Não é um lugar-comum, mas uma evidência formal e existencial: para definirmos um filme de Jean-Luc Godard — sobretudo um filme como "Adieu au Langage" (competição) —, temos que dizer que o seu labor define um continente à parte, tecido de perguntas, dúvidas e experimentações que não pertencem a mais ninguém.

E, no entanto, não haverá obra que não esteja mais obsessivamente habitada pelos temas fracturantes dos nossos tempos — desde a decomposição dos valores humanistas clássicos até à ocupação do espaço específico do cinema pelas muitas normalizações televisivas —, conferindo-lhe uma estranha, perturbante e fascinante dimensão realista.

O que é, então, o realismo em Godard? Não, por certo, o das ilusões de espontaneidade que predominam no espaço audiovisual. Antes um realismo que nasce da noção ancestral (mais antiga que o próprio cinema) de que o mundo não se dá a ver como coisa transparente, exigindo a nossa vontade e, por certo, algum amor para o vermos, para o conseguirmos ver. Como diz Claude Monet, citado por Godard: "Não pintar o que se vê, já que não vemos nada, mas pintar o facto de não vermos".

"Adeus à Linguagem" antologia as tensões, e também os silêncios, de um grupo de personagens a lidar com a própria (im)possibilidade de prolongarem as suas relações. Nesta perspectiva, há aqui óbvios ecos narrativos e simbólicos de títulos como "Elogio do Amor" (2001), "A Nossa Música" (2004) e "Filme Socialismo" (2010), isto sem esquecermos a decisiva integração da manipulação "videográfica" das imagens e dos sons, por assim dizer, sistematizada em "História(s) do Cinema" (1994-98).

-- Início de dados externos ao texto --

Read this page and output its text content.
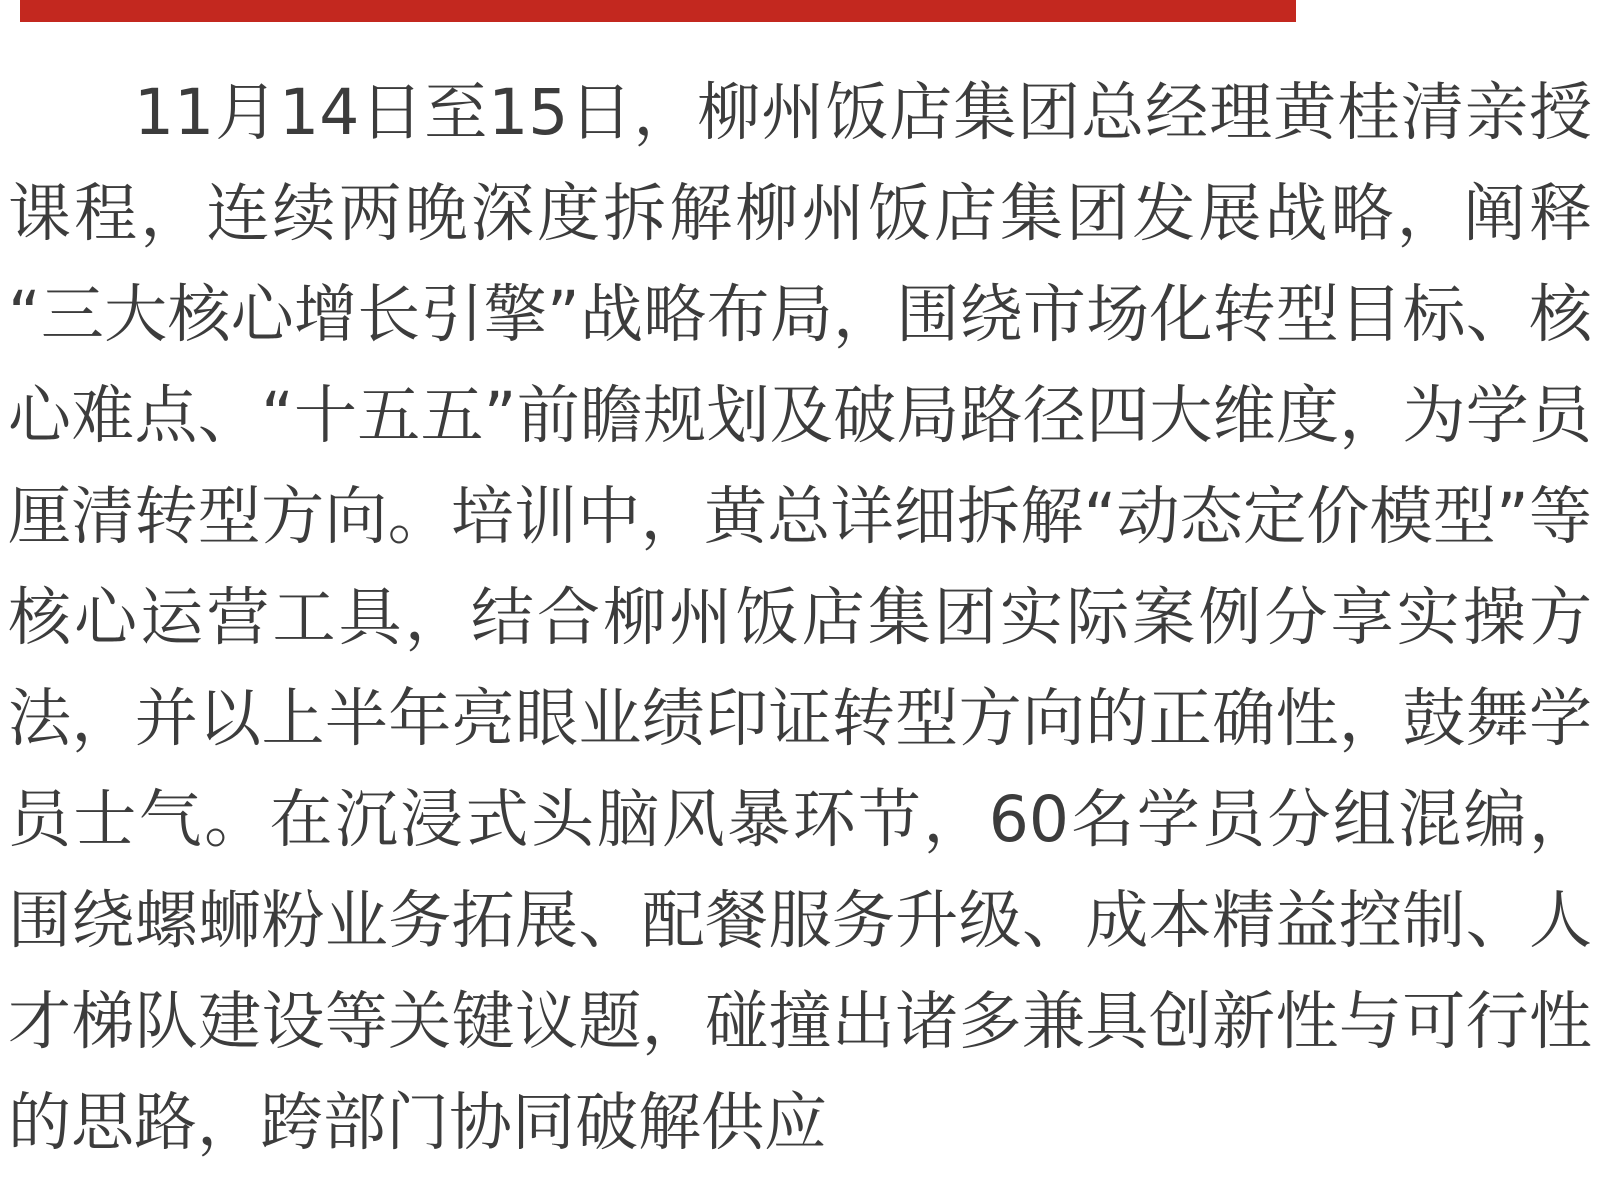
11月14日至15日，柳州饭店集团总经理黄桂清亲授课程，连续两晚深度拆解柳州饭店集团发展战略，阐释“三大核心增长引擎”战略布局，围绕市场化转型目标、核心难点、“十五五”前瞻规划及破局路径四大维度，为学员厘清转型方向。培训中，黄总详细拆解“动态定价模型”等核心运营工具，结合柳州饭店集团实际案例分享实操方法，并以上半年亮眼业绩印证转型方向的正确性，鼓舞学员士气。在沉浸式头脑风暴环节，60名学员分组混编，围绕螺蛳粉业务拓展、配餐服务升级、成本精益控制、人才梯队建设等关键议题，碰撞出诸多兼具创新性与可行性的思路，跨部门协同破解供应
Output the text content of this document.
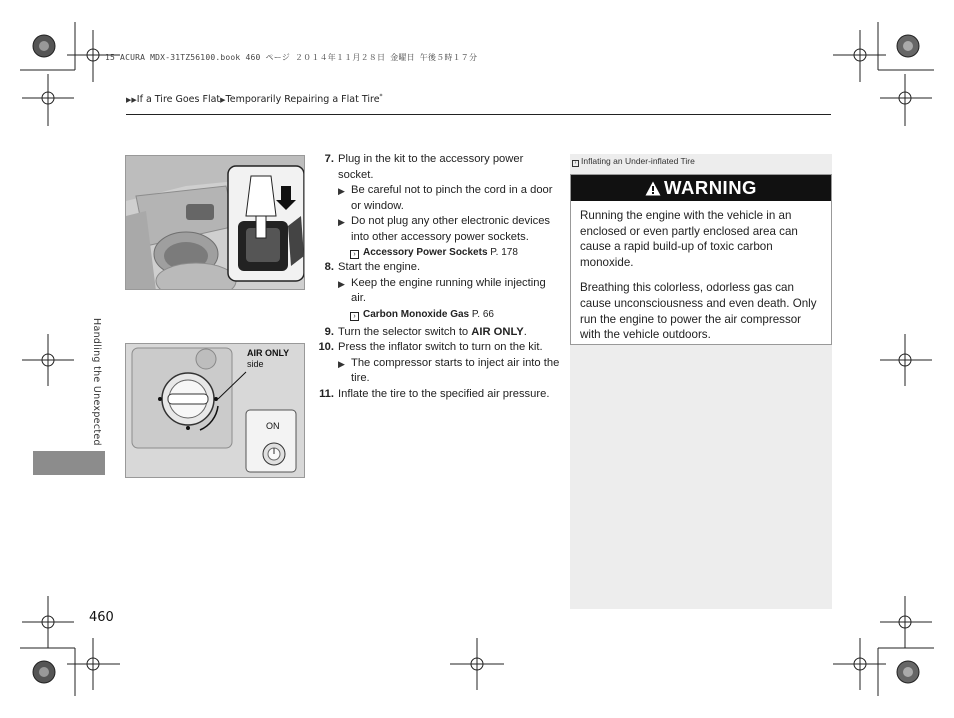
15 ACURA MDX-31TZ56100.book 460 ページ ２０１４年１１月２８日 金曜日 午後５時１７分
▶▶If a Tire Goes Flat▶Temporarily Repairing a Flat Tire*
Handling the Unexpected	AIR ONLY
side
ON
7. Plug in the kit to the accessory power socket.
▶ Be careful not to pinch the cord in a door or window.
▶ Do not plug any other electronic devices into other accessory power sockets.
› Accessory Power Sockets P. 178
8. Start the engine.
▶ Keep the engine running while injecting air.
› Carbon Monoxide Gas P. 66
9. Turn the selector switch to AIR ONLY.
10. Press the inflator switch to turn on the kit.
▶ The compressor starts to inject air into the tire.
11. Inflate the tire to the specified air pressure.
› Inflating an Under-inflated Tire
WARNING

Running the engine with the vehicle in an enclosed or even partly enclosed area can cause a rapid build-up of toxic carbon monoxide.

Breathing this colorless, odorless gas can cause unconsciousness and even death. Only run the engine to power the air compressor with the vehicle outdoors.

460
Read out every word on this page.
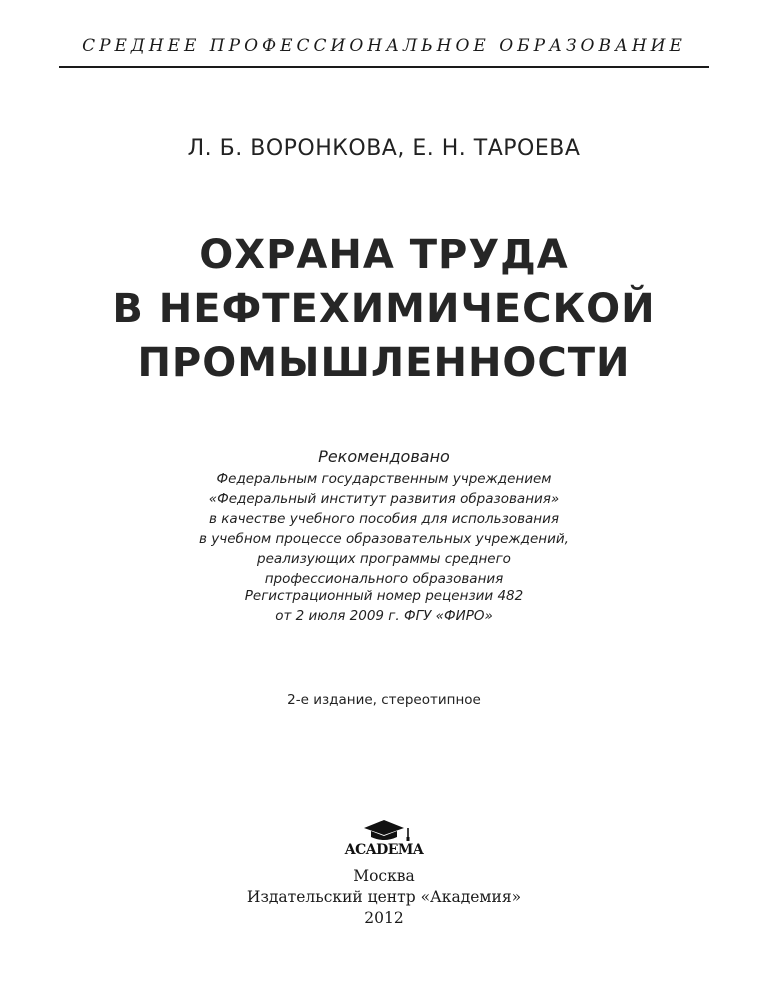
СРЕДНЕЕ ПРОФЕССИОНАЛЬНОЕ ОБРАЗОВАНИЕ
Л. Б. ВОРОНКОВА, Е. Н. ТАРОЕВА
ОХРАНА ТРУДА
В НЕФТЕХИМИЧЕСКОЙ
ПРОМЫШЛЕННОСТИ
Рекомендовано
Федеральным государственным учреждением
«Федеральный институт развития образования»
в качестве учебного пособия для использования
в учебном процессе образовательных учреждений,
реализующих программы среднего
профессионального образования
Регистрационный номер рецензии 482
от 2 июля 2009 г. ФГУ «ФИРО»
2-е издание, стереотипное
ACADEMA
Москва
Издательский центр «Академия»
2012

Se este é, para a história, o filme nuclear da 67ª edição do Festival de Cannes — no sentido que define a própria conjuntura de crise (entenda-se: criativa) em que somos levados a problematizar o futuro do cinema —, isso deve-se também à sua capacidade de colocar em cena uma dinâmica do presente que não exclui, antes celebra, uma distanciação plena de ternura e humor. Veja-se Roxy, o cão que pontua todo o filme como uma espécie de mensageiro incauto de uma nostalgia utópica da própria natureza — Godard é o cineasta que filma o mundo como a tragédia íntima da naturalidade que perdemos.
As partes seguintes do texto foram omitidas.